Equis enciende cabos de vela y los deja sembrados en los rincones, para desplazar las sombras que tanto inquietan a la Joven Emilia. Equis ilumina su cara desde abajo. La Joven Emilia puede verle la piel acalorada. Se deja llevar, atontada por el vino y las pastillas, flotando sobre las palabras que salen envueltas en diminutas nubes del aliento de la boca de Equis, embriagada por esa voz que entra como aceite perfumado y tibio por el canal de sus oídos y por todas las hendiduras de su cuerpo.

Equis la abraza, temiendo que sus manos se detengan en un punto prohibido sobre el campo minado del cuerpo. Lo hace con toda la delicadeza que puede reunir; como una santa medieval acariciando las llagas de un leproso, emanando olas de amor extraterreno. Siente el olor del pelo y los temblores de la piel. El sollozo que se anuncia desde las profundidades.

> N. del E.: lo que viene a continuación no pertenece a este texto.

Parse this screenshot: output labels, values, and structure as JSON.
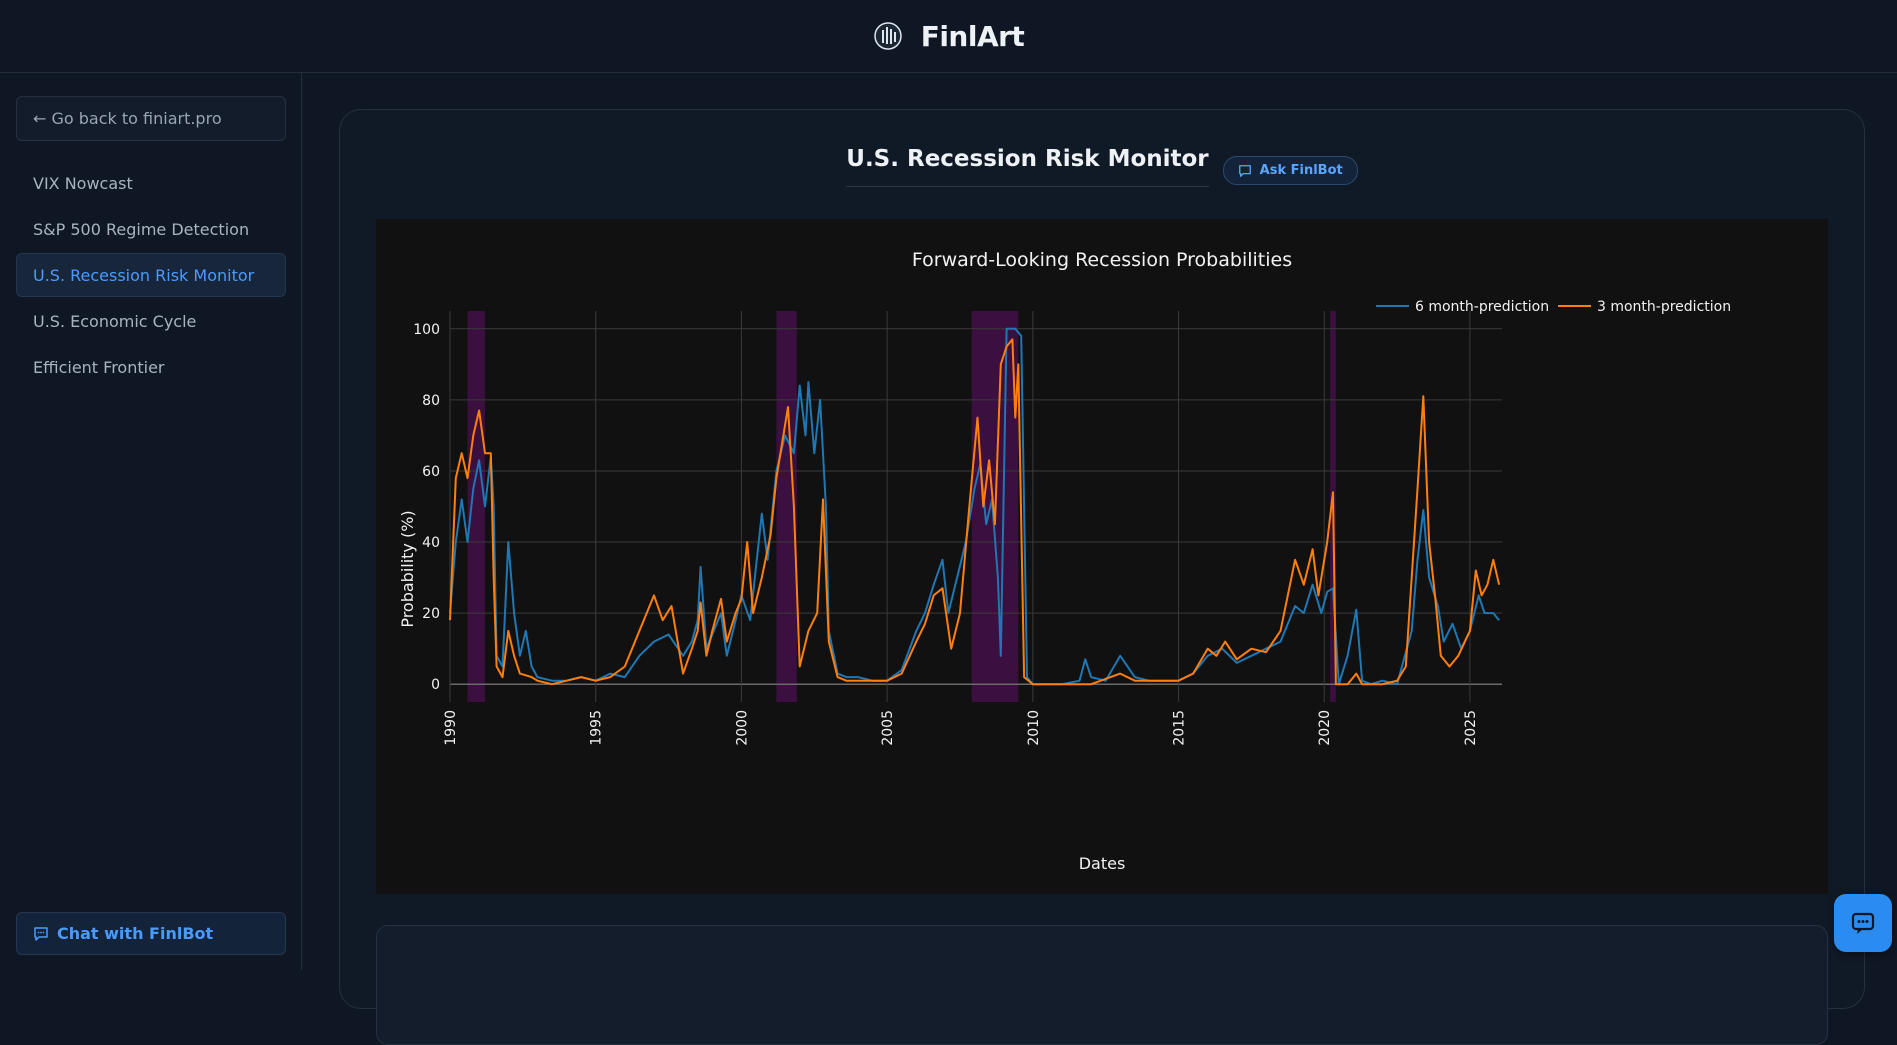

Las lágrimas caen. La Joven Emilia aprieta los párpados con fuerza para contener toda esa agua, sintiendo el pinchazo de las pestañas duras de rímel. Una mano de Equis escapa con esfuerzo de entre su encierro de brazos y piernas. Se desliza por la espalda ajena, abriéndose paso entre la carcasa de ropa y la espina dorsal, hasta el lugar exacto donde siente, de pronto, la ausencia de un par de alas de lustrosas plumas negras.

3

Cuando Equis deposita a la Joven Emilia en una de las camas, nota que a pesar de su estado, de su incapacidad para sostener la cabeza, las manos de ella se aferran a su ropa. Debe abrir dedo por dedo para liberarse. Los ojos de la Joven Emilia, entreabiertos, miran desde un abismo hacia un punto situado a años luz del techo. Junto con los dedos de uñas negras, que se mueven como las extremidades de un insecto moribundo, los ojos parecen lo único de ese cuerpo que permanece de este lado de las cosas.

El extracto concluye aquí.